At the beginning of the last chapter, the symbolic clock counting the minutes to the apocalypse is set at one minute to midnight. After Veidt viewed the televisions showing the aftermath of his fake alien attack, he lifted his arms in a position so that his smaller arm, in an angled perspective, was at the figurative “twelve” mark while his longer arm was set at the figurative “eleven” mark, all in the clocklike yellow semicircle backdrop, signifying that he only moved the apocalypse clock back to five minutes to midnight (12. 19. 7).

This symbol of only temporarily delaying the apocalypse and the looming Black Freighter shows that Veidt followed the same failed path as the mariner. This leaves three likely scenarios how the Veidt would be proven wrong: Rorschach’s secret journal could be published by the newspaper, or nuclear war was inevitable and he only delayed the apocalypse, or simply, like the Black Freighter, nuclear war was never destined to happen. Given the evidence of the mariner’s conclusion that the Black Freighter never actually attacked Davidstown, the third option was very possible.

Veidt and the mariner believed they were acting for the good of all people, but ended up hurting them more than the disaster they were trying to prevent. Adrian Veidt and the mariner from The Tales of the Black Freighter shared similar paths as they took good intentions and performed unthinkable horrors. Both men descended into madness, though the mariner was more pronounced in his twisted progression. Both men “reached this appalling position, with love, only love, as (their) guide,” (Chapter 11. Page 9. Panel 9) and when “faced with horrors both intolerable and unavoidable, chose madness,” (8. 3. 9).

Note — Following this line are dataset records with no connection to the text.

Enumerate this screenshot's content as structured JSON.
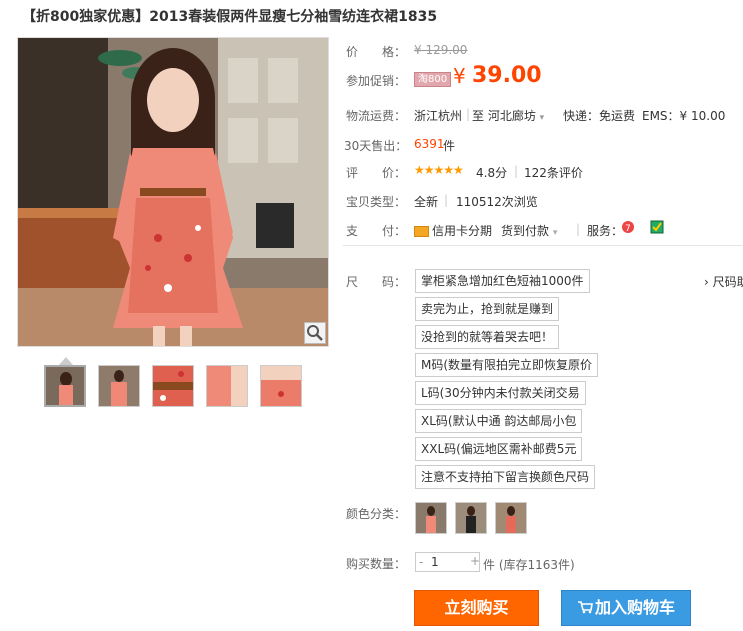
{
  "title": "【折800独家优惠】2013春装假两件显瘦七分袖雪纺连衣裙1835",
  "price": {
    "label": "价　　格：",
    "old": "¥ 129.00"
  },
  "promo": {
    "label": "参加促销：",
    "badge": "淘800",
    "currency": "¥",
    "amount": "39.00"
  },
  "shipping": {
    "label": "物流运费：",
    "from": "浙江杭州",
    "to": "至  河北廊坊",
    "express": "快递：免运费",
    "ems": "EMS：¥ 10.00"
  },
  "sales30": {
    "label": "30天售出：",
    "count": "6391",
    "unit": "件"
  },
  "rating": {
    "label": "评　　价：",
    "stars": "★★★★★",
    "score": "4.8分",
    "reviews": "122条评价"
  },
  "type": {
    "label": "宝贝类型：",
    "condition": "全新",
    "views": "110512次浏览"
  },
  "payment": {
    "label": "支　　付：",
    "credit": "信用卡分期",
    "cod": "货到付款",
    "service_label": "服务："
  },
  "size": {
    "label": "尺　　码：",
    "guide": "› 尺码助",
    "options": [
      "掌柜紧急增加红色短袖1000件",
      "卖完为止，抢到就是赚到",
      "没抢到的就等着哭去吧！",
      "M码(数量有限拍完立即恢复原价",
      "L码(30分钟内未付款关闭交易",
      "XL码(默认中通 韵达邮局小包",
      "XXL码(偏远地区需补邮费5元",
      "注意不支持拍下留言换颜色尺码"
    ]
  },
  "color": {
    "label": "颜色分类："
  },
  "quantity": {
    "label": "购买数量：",
    "minus": "-",
    "value": "1",
    "plus": "+",
    "stock": "件 (库存1163件)"
  },
  "buttons": {
    "buy": "立刻购买",
    "cart": "加入购物车"
  },
  "colors": {
    "accent": "#ff4400",
    "buy_bg": "#ff6600",
    "cart_bg": "#3a9be3"
  }
}
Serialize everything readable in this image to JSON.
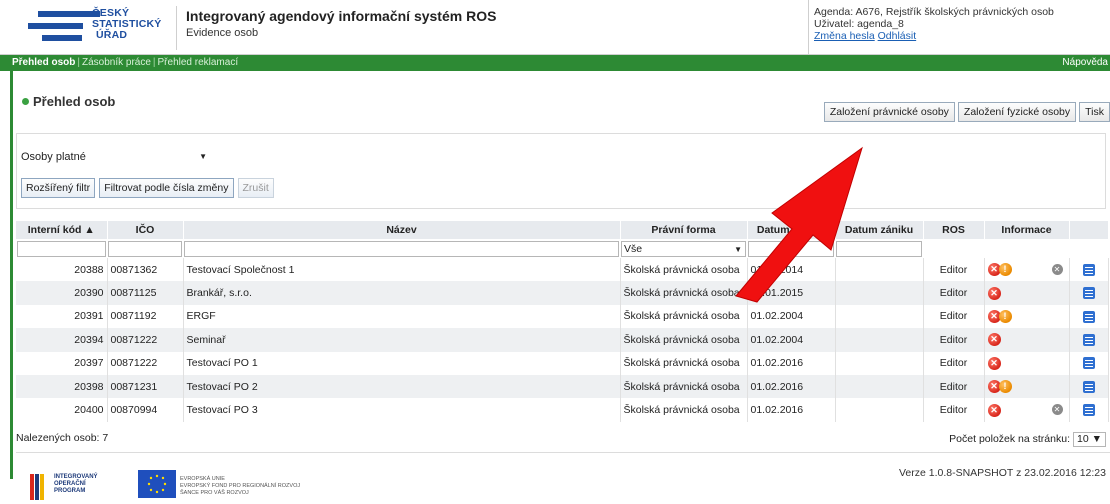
{
  "header": {
    "logo_lines": [
      "ČESKÝ",
      "STATISTICKÝ",
      "ÚŘAD"
    ],
    "app_title": "Integrovaný agendový informační systém ROS",
    "app_subtitle": "Evidence osob",
    "agenda": "Agenda: A676, Rejstřík školských právnických osob",
    "user": "Uživatel: agenda_8",
    "change_password": "Změna hesla",
    "logout": "Odhlásit"
  },
  "nav": {
    "items": [
      "Přehled osob",
      "Zásobník práce",
      "Přehled reklamací"
    ],
    "help": "Nápověda"
  },
  "page": {
    "title": "Přehled osob",
    "buttons": [
      "Založení právnické osoby",
      "Založení fyzické osoby",
      "Tisk"
    ]
  },
  "filter": {
    "select_value": "Osoby platné",
    "buttons": [
      "Rozšířený filtr",
      "Filtrovat podle čísla změny",
      "Zrušit"
    ]
  },
  "table": {
    "columns": [
      "Interní kód ▲",
      "IČO",
      "Název",
      "Právní forma",
      "Datum vzniku",
      "Datum zániku",
      "ROS",
      "Informace",
      ""
    ],
    "filter_select": "Vše",
    "rows": [
      {
        "kod": "20388",
        "ico": "00871362",
        "nazev": "Testovací Společnost 1",
        "forma": "Školská právnická osoba",
        "vznik": "01.04.2014",
        "zanik": "",
        "ros": "Editor",
        "info": [
          "error",
          "warning",
          "closed"
        ]
      },
      {
        "kod": "20390",
        "ico": "00871125",
        "nazev": "Brankář, s.r.o.",
        "forma": "Školská právnická osoba",
        "vznik": "01.01.2015",
        "zanik": "",
        "ros": "Editor",
        "info": [
          "error"
        ]
      },
      {
        "kod": "20391",
        "ico": "00871192",
        "nazev": "ERGF",
        "forma": "Školská právnická osoba",
        "vznik": "01.02.2004",
        "zanik": "",
        "ros": "Editor",
        "info": [
          "error",
          "warning"
        ]
      },
      {
        "kod": "20394",
        "ico": "00871222",
        "nazev": "Seminař",
        "forma": "Školská právnická osoba",
        "vznik": "01.02.2004",
        "zanik": "",
        "ros": "Editor",
        "info": [
          "error"
        ]
      },
      {
        "kod": "20397",
        "ico": "00871222",
        "nazev": "Testovací PO 1",
        "forma": "Školská právnická osoba",
        "vznik": "01.02.2016",
        "zanik": "",
        "ros": "Editor",
        "info": [
          "error"
        ]
      },
      {
        "kod": "20398",
        "ico": "00871231",
        "nazev": "Testovací PO 2",
        "forma": "Školská právnická osoba",
        "vznik": "01.02.2016",
        "zanik": "",
        "ros": "Editor",
        "info": [
          "error",
          "warning"
        ]
      },
      {
        "kod": "20400",
        "ico": "00870994",
        "nazev": "Testovací PO 3",
        "forma": "Školská právnická osoba",
        "vznik": "01.02.2016",
        "zanik": "",
        "ros": "Editor",
        "info": [
          "error",
          "closed"
        ]
      }
    ]
  },
  "footer": {
    "found": "Nalezených osob: 7",
    "per_page_label": "Počet položek na stránku:",
    "per_page_value": "10",
    "version": "Verze 1.0.8-SNAPSHOT z 23.02.2016 12:23",
    "op_logo_lines": [
      "INTEGROVANÝ",
      "OPERAČNÍ",
      "PROGRAM"
    ],
    "eu_lines": [
      "EVROPSKÁ UNIE",
      "EVROPSKÝ FOND PRO REGIONÁLNÍ ROZVOJ",
      "ŠANCE PRO VÁŠ ROZVOJ"
    ]
  },
  "colors": {
    "nav_green": "#2d8a34",
    "brand_blue": "#1f4fa0",
    "error_red": "#d8261b",
    "warning_orange": "#ea8a00",
    "annotation_arrow": "#f01010"
  }
}
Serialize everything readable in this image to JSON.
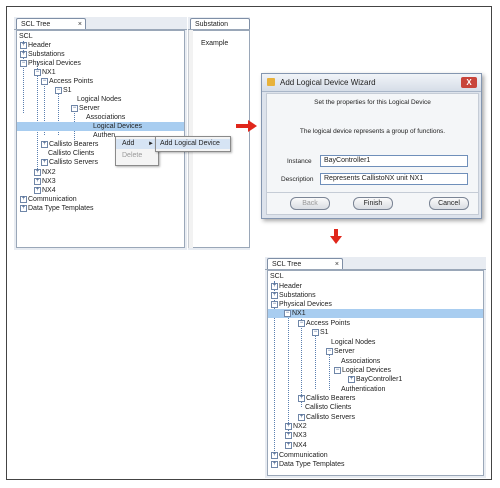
{
  "top_left_pane": {
    "tab_label": "SCL Tree",
    "tab_close": "×",
    "second_tab_label": "Substation",
    "second_pane_text": "Example",
    "tree": {
      "root": "SCL",
      "header": "Header",
      "substations": "Substations",
      "physical_devices": "Physical Devices",
      "nx1": "NX1",
      "access_points": "Access Points",
      "s1": "S1",
      "logical_nodes": "Logical Nodes",
      "server": "Server",
      "associations": "Associations",
      "logical_devices": "Logical Devices",
      "authentication": "Authen",
      "callisto_bearers": "Callisto Bearers",
      "callisto_clients": "Callisto Clients",
      "callisto_servers": "Callisto Servers",
      "nx2": "NX2",
      "nx3": "NX3",
      "nx4": "NX4",
      "communication": "Communication",
      "data_type_templates": "Data Type Templates"
    }
  },
  "context_menu": {
    "add": "Add",
    "add_arrow": "►",
    "delete": "Delete",
    "submenu_item": "Add Logical Device"
  },
  "wizard": {
    "title": "Add Logical Device Wizard",
    "close": "X",
    "subtitle": "Set the properties for this Logical Device",
    "description_text": "The logical device represents a group of functions.",
    "instance_label": "Instance",
    "instance_value": "BayController1",
    "description_label": "Description",
    "description_value": "Represents CallistoNX unit NX1",
    "back_label": "Back",
    "finish_label": "Finish",
    "cancel_label": "Cancel"
  },
  "bottom_pane": {
    "tab_label": "SCL Tree",
    "tab_close": "×",
    "tree": {
      "root": "SCL",
      "header": "Header",
      "substations": "Substations",
      "physical_devices": "Physical Devices",
      "nx1": "NX1",
      "access_points": "Access Points",
      "s1": "S1",
      "logical_nodes": "Logical Nodes",
      "server": "Server",
      "associations": "Associations",
      "logical_devices": "Logical Devices",
      "bay_controller": "BayController1",
      "authentication": "Authentication",
      "callisto_bearers": "Callisto Bearers",
      "callisto_clients": "Callisto Clients",
      "callisto_servers": "Callisto Servers",
      "nx2": "NX2",
      "nx3": "NX3",
      "nx4": "NX4",
      "communication": "Communication",
      "data_type_templates": "Data Type Templates"
    }
  },
  "colors": {
    "selection": "#a8cdf0",
    "arrow": "#e0261b",
    "close_button": "#c8453b"
  }
}
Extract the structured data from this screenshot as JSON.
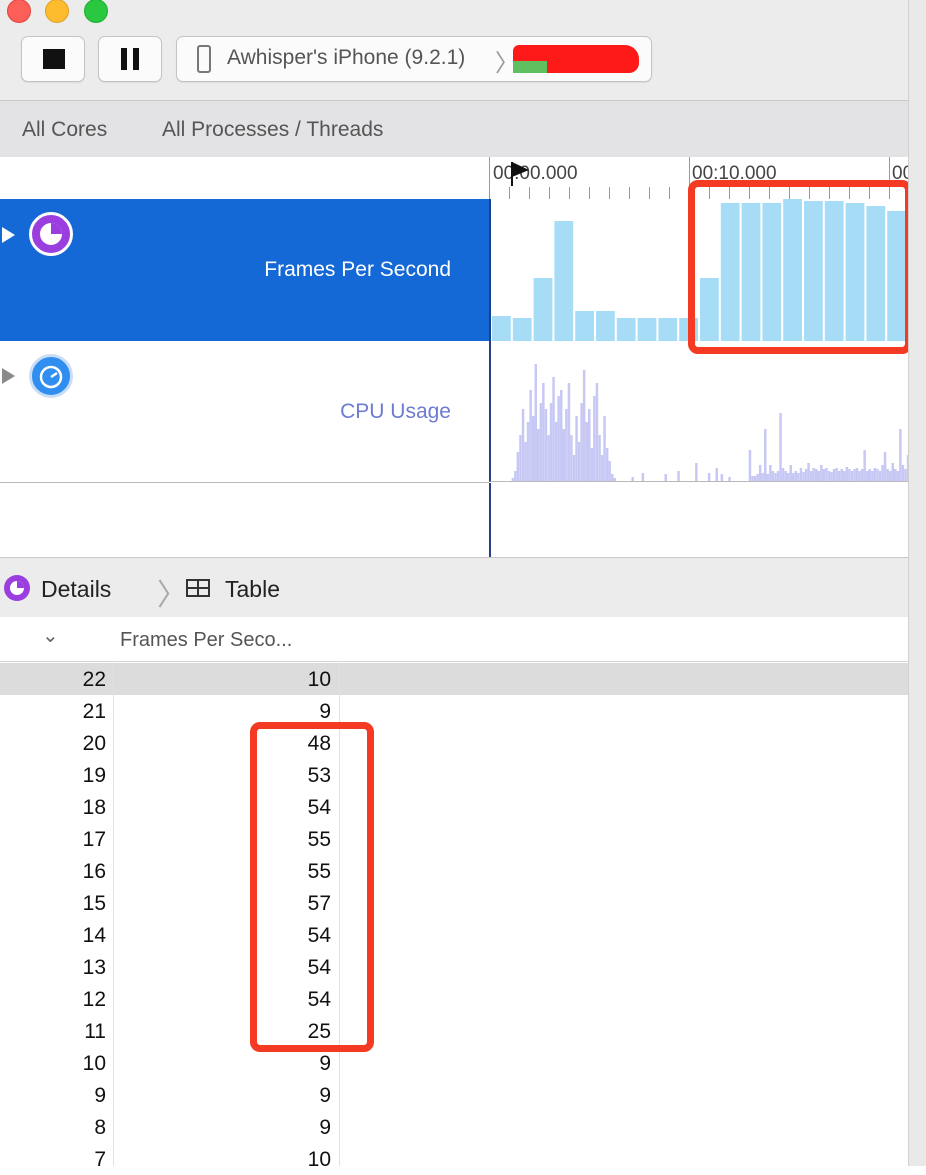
{
  "colors": {
    "selected_track": "#1469d6",
    "fps_bar": "#a7dcf7",
    "cpu_bar": "#c7c9f4",
    "annotation": "#f43a22",
    "fps_icon": "#9a3ee0",
    "cpu_icon": "#2f8ef0"
  },
  "toolbar": {
    "device_label": "Awhisper's iPhone (9.2.1)",
    "separator": "〉"
  },
  "scope": {
    "cores": "All Cores",
    "processes": "All Processes / Threads"
  },
  "ruler": {
    "labels": [
      "00:00.000",
      "00:10.000",
      "00"
    ]
  },
  "tracks": [
    {
      "name": "Frames Per Second",
      "icon": "fps-instrument-icon"
    },
    {
      "name": "CPU Usage",
      "icon": "cpu-gauge-icon"
    }
  ],
  "fps_graph": {
    "values": [
      10,
      9,
      25,
      48,
      12,
      12,
      9,
      9,
      9,
      9,
      25,
      55,
      55,
      55,
      57,
      56,
      56,
      55,
      54,
      52,
      12
    ],
    "max": 60
  },
  "cpu_graph": {
    "values": [
      0,
      2,
      8,
      22,
      35,
      55,
      30,
      45,
      70,
      50,
      90,
      40,
      60,
      75,
      55,
      35,
      60,
      80,
      45,
      65,
      70,
      40,
      55,
      75,
      35,
      20,
      50,
      30,
      60,
      85,
      45,
      55,
      25,
      65,
      75,
      35,
      20,
      50,
      25,
      15,
      5,
      2,
      0,
      0,
      0,
      0,
      0,
      0,
      3,
      0,
      0,
      0,
      6,
      0,
      0,
      0,
      0,
      0,
      0,
      0,
      0,
      5,
      0,
      0,
      0,
      0,
      8,
      0,
      0,
      0,
      0,
      0,
      0,
      14,
      0,
      0,
      0,
      0,
      6,
      0,
      0,
      10,
      0,
      5,
      0,
      0,
      3,
      0,
      0,
      0,
      0,
      0,
      0,
      0,
      24,
      4,
      4,
      5,
      12,
      6,
      40,
      5,
      12,
      8,
      6,
      8,
      52,
      10,
      8,
      6,
      12,
      6,
      8,
      6,
      10,
      7,
      9,
      14,
      8,
      10,
      9,
      8,
      12,
      9,
      10,
      8,
      7,
      9,
      10,
      8,
      9,
      8,
      11,
      9,
      8,
      9,
      10,
      8,
      9,
      24,
      8,
      9,
      8,
      10,
      9,
      8,
      12,
      22,
      9,
      8,
      14,
      9,
      8,
      40,
      12,
      9,
      20,
      10,
      9
    ],
    "max": 100
  },
  "details": {
    "label": "Details",
    "separator": "〉",
    "view": "Table"
  },
  "table": {
    "sort_icon": "chevron-down-icon",
    "column": "Frames Per Seco...",
    "rows": [
      {
        "n": "22",
        "fps": "10"
      },
      {
        "n": "21",
        "fps": "9"
      },
      {
        "n": "20",
        "fps": "48"
      },
      {
        "n": "19",
        "fps": "53"
      },
      {
        "n": "18",
        "fps": "54"
      },
      {
        "n": "17",
        "fps": "55"
      },
      {
        "n": "16",
        "fps": "55"
      },
      {
        "n": "15",
        "fps": "57"
      },
      {
        "n": "14",
        "fps": "54"
      },
      {
        "n": "13",
        "fps": "54"
      },
      {
        "n": "12",
        "fps": "54"
      },
      {
        "n": "11",
        "fps": "25"
      },
      {
        "n": "10",
        "fps": "9"
      },
      {
        "n": "9",
        "fps": "9"
      },
      {
        "n": "8",
        "fps": "9"
      },
      {
        "n": "7",
        "fps": "10"
      }
    ]
  }
}
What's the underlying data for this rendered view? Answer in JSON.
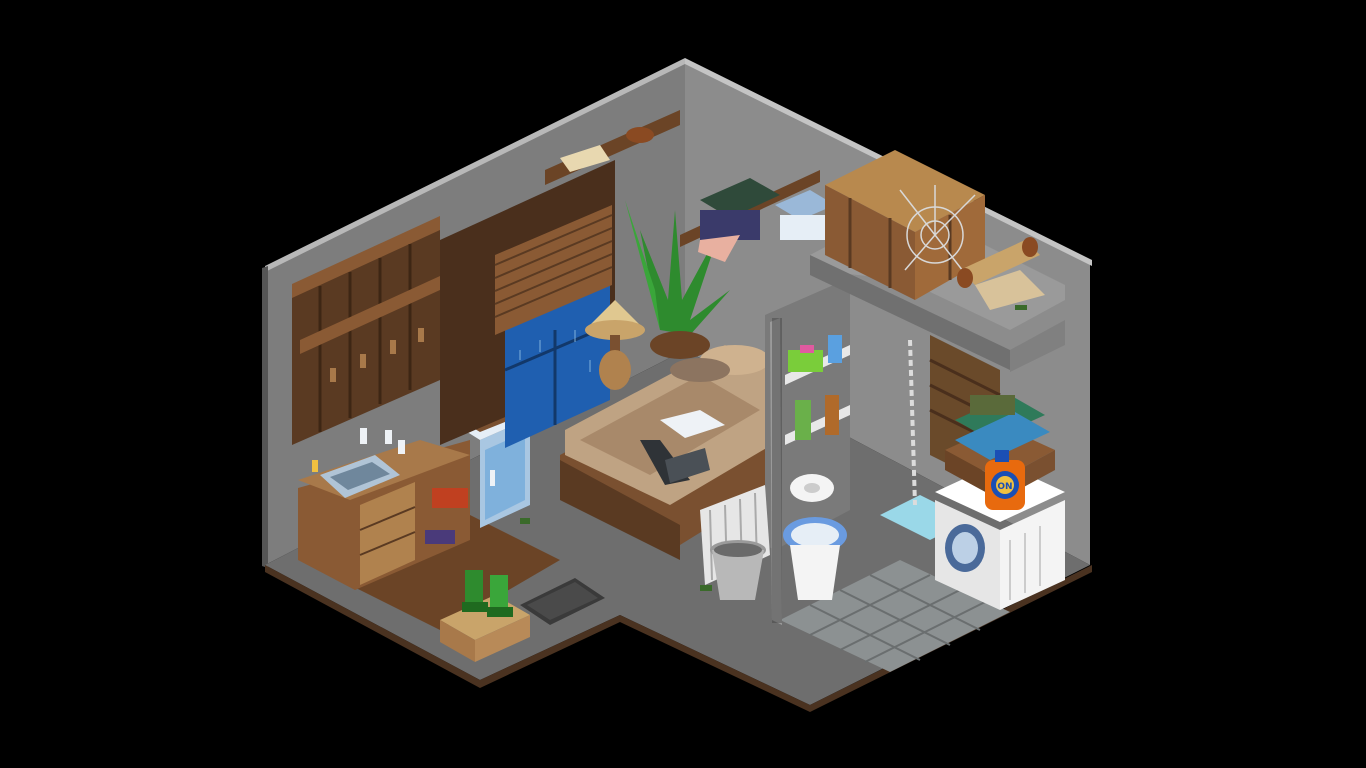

Veidt became the murdering horror he set out to stop, and only slowly and reluctantly began to grasp that realization after it was too late. The Black Freighter transformed from a symbol of the apocalypse to a symbol of moral decay and depravity. It came to represent all the wrongs the two men committed on their obsessive path to “salvation. ” For the best possible reasons, both Adrian Veidt and the mariner did the worst possible actions, succumbing to the same corrupted fate.